Chief executive Mark Reynolds says turnover will dip ‘quite a bit’ this year

Mace has confirmed that it has broken the £2bn turnover barrier for the first time but reveals profit slipped during 2018.

In the year ended 31 December the firm turned over £2.35bn, an increase of 19% on its 2017 figure, while pre-tax profit came in at £32.8m – down 8% year-on-year, and resulting in a pre-tax margin of 1.4%. 

In its annual report Mace also revealed chief finance officer Dennis Hone will retire at the end of the year.


Mark Reynolds, chief executive of Mace, told Building it had been a “good year” despite “challenges on a couple of projects”. 

But he revealed that the group would see its revenue dip “quite a bit” below £2bn in 2019, having broken through the £2bn barrier for the first time last year.

Reynolds told Building: “There was a bit of a spike in our last year from our international business and datacentre contracts. It was a bumper year. This year [2019] will be less. There’ll be a drop in turnover in London and the South East.”

“Like many others, [if] you have a problem on a project and you have to write down profit it’s the 1% of projects that hurt you. This year coming construction will do very well. I’m not worried about turnover, it’s about profit. Our margin will go up significantly.”

This year will be the last for current chief financial officer Hone, who joined the contractor in 2014. He was previously chief executive of the London Legacy Development Corporation, and before that as head of the Olympic Delivery Authority. 

He is set to be replaced by Richard Bienfait, who was made chief executive of higher education developer University Parternships Programme in January this year. He was previously chief financial officer at the group. 

Bienfait will join Mace in the likely aftermath of the UK’s exit from the European Union, with Reynolds saying he was concerned by clients being more selective about work as a result. 

“They’re all more cautious with the Brexit effect. Brexit for us is a short-term hit in the first instance,” he said. “The movement of goods is the biggest risk.
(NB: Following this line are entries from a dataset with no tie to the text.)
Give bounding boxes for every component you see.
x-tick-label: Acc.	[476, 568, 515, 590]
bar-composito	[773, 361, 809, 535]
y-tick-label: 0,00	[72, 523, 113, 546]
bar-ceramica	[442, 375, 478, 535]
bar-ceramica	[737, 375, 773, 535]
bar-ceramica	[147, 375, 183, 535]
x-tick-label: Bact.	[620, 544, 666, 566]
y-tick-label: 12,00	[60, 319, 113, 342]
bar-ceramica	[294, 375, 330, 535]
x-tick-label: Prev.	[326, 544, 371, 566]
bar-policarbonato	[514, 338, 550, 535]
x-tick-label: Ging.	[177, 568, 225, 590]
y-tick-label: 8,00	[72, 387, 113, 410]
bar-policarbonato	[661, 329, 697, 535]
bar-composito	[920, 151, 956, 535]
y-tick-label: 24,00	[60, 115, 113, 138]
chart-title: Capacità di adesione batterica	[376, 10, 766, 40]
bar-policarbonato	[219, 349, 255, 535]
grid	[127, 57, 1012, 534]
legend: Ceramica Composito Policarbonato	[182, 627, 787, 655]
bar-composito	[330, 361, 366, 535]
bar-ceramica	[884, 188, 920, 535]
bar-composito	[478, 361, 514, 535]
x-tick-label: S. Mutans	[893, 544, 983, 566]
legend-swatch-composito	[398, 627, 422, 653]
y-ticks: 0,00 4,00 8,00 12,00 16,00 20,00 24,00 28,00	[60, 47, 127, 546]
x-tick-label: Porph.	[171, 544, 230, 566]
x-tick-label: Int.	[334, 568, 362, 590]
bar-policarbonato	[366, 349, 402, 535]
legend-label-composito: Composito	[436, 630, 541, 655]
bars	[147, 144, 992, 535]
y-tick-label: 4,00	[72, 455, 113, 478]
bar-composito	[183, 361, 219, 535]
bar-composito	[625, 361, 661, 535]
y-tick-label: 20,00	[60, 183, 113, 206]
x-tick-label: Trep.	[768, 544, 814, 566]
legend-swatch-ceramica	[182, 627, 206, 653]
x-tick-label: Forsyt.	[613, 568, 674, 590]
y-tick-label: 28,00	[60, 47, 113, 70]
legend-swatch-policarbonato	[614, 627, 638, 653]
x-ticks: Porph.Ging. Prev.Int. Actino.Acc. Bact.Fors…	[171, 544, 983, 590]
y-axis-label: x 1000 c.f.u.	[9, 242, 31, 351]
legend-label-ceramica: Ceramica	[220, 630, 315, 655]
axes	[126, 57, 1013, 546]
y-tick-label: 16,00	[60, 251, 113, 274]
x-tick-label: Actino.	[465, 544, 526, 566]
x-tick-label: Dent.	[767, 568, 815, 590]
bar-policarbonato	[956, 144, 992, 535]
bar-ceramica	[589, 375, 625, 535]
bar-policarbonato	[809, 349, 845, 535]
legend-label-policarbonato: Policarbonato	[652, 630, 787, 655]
It can hit you on projects, with higher prelims, and delays and potentially damages.”

Reynolds also warned against over-borrowing in the contracting business. “It’s all about cash balances and cash resilience. If you have to borrow money to fund your operational business then that’s dangerous.

“Well-run companies don’t have these sorts of problems. The example is Carillion. If you pay out more than you earn over a long period, then you’re going to end up in a bad place.”